Leo Buscaglia’s words often have the effect of opening my heart wider. He is known as “Dr. Love” and would say things like:
“Don’t spend your precious time asking “Why isn’t the world a better place?” It will only be time wasted. The question to ask is “How can I make it better?”
This is a sad, scary, and challenging time for all of us. We don’t know what’s next. Financially we are being tested and scared how will I make a living now for some or when can I get back to a normal way of working without my kids needing me 24/7 or what now that my spouse lost their job? Hard, challenging questions to say the least. Only time will tell. We are hopefully doing as the experts say and continuing social distancing, staying indoors, washing our hands obssessively, and staying healthy and well. We are isolated and finding new ways to connect with others virtually.
Last night I received one of those virtual calls from my grandaughters in Arizona. They are a little bit older and understand life is different now. They talk about the virus and ask me how we are doing. 🙂 My seven year old ask questions like, ” What is the worst part of your day now?” And when I ask her in return she says, ” Not seeing my friends.” We play virtual games, sing songs, read and listen to each other. Last night we did several sentence completions with each other and shared dreams. Then the 14 year old said, ” okay, if you had three wishes what would they be?” ” And it can’t be more wishes!” She knew that would be each of our first wishes! LOL It wasn’t’ easy to come up with at first. Each of us wanted a cure and vaccine for the virus as number one. We also each wanted wings so we could fly and see each other easily. Virtual hugs can only get you so far, but I am loving this time doing google hangout with them. I then said, ” I guess I would want peace and love on earth.” My older grandaughter was very philosophical and said but how would you know if you never had sorrow or challenging times. She reminded me of Leo Buscaglia quote above and Kahlil Gabrin. His poem on Joy and Sorrow came to mind…..

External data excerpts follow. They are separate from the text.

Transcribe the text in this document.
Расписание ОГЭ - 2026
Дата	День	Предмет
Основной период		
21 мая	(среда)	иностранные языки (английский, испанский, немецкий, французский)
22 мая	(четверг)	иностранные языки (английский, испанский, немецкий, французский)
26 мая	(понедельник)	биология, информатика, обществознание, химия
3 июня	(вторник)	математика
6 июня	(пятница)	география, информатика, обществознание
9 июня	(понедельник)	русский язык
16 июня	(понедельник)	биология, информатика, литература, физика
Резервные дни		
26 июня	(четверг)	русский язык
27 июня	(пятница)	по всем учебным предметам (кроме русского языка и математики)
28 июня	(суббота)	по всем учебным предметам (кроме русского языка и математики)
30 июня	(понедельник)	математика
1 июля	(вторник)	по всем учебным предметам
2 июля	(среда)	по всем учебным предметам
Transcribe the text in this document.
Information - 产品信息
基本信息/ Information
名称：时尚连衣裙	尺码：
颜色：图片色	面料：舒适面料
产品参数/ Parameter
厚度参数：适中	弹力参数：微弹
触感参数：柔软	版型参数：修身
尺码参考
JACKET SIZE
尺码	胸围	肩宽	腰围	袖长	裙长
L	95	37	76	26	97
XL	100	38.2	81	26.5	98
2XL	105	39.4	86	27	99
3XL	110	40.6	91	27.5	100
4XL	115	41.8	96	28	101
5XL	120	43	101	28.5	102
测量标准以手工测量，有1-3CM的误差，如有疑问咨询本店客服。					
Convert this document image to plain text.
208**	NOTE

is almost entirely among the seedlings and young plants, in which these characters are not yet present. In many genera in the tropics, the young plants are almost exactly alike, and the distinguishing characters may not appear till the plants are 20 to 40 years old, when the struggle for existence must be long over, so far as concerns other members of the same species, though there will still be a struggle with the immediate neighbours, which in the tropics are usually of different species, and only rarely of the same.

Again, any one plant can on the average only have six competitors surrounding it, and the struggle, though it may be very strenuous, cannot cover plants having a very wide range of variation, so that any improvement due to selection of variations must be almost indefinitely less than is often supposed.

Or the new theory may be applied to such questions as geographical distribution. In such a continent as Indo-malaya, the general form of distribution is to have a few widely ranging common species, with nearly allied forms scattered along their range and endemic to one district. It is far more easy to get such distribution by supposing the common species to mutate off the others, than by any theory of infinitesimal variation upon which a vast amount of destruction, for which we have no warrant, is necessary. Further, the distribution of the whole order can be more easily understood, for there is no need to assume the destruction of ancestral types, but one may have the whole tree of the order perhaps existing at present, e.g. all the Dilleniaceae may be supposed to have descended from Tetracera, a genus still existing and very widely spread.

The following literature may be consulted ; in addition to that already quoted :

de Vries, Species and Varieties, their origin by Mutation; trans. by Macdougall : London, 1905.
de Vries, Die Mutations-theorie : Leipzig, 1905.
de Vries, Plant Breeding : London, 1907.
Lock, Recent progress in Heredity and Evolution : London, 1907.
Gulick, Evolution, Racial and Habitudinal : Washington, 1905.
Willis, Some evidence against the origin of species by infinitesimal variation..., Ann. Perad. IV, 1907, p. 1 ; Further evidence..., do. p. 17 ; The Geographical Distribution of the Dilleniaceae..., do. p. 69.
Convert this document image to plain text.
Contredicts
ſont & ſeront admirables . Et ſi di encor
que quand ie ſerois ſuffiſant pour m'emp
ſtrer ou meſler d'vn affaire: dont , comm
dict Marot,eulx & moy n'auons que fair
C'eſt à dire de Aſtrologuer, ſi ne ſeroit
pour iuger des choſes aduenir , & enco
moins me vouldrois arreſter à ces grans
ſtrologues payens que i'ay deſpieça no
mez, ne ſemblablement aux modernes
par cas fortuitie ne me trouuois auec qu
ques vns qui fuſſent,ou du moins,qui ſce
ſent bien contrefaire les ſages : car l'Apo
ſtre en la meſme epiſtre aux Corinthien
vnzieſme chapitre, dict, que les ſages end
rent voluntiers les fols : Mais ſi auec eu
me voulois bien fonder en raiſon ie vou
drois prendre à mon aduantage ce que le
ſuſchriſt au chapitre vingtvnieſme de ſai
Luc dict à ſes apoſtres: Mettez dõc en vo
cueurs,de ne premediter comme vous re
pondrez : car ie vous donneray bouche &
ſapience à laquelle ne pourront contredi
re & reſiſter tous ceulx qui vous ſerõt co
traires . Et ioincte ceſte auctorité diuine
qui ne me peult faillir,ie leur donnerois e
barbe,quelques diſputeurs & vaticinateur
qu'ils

I want to focus my time on noticing the little joys I see along side all of this sadness that can overwhelm me at times. So my list begins here:
My grandsons smile, seeing my husband, daugther and son-in-law throughout the day ( I know how lucky I am to have them near me), the flowers blooming outside, a ray of sunshine when it comes in the window, the people clapping out their windows to say thank you to the medical workers on the front lines, waving to a mother with a carriage and dog from way across the street just to say yes, I see you, we are in this together even if we are social distancing, my sister-in-law who delivered some joy of flowers and a note to an elderly residence in Birmingham, my niece who sends me updates from London and her husband enjoying the sun as he works from home ( new normal ), my clients who share something good they can focus on like time with the kids or no commute time!, friends calling just saying hey, how are you?, really?, having popcorn while watching a very stupid movie so I don’t have to think to much with my daughter, taking the time to meditate and do my yoga and BREATHE.
I will continue this list and notice the small things in life that bring me joy and uplift me during this challenging time. Please share your list below in the comments section. It might help us all and uplift us too.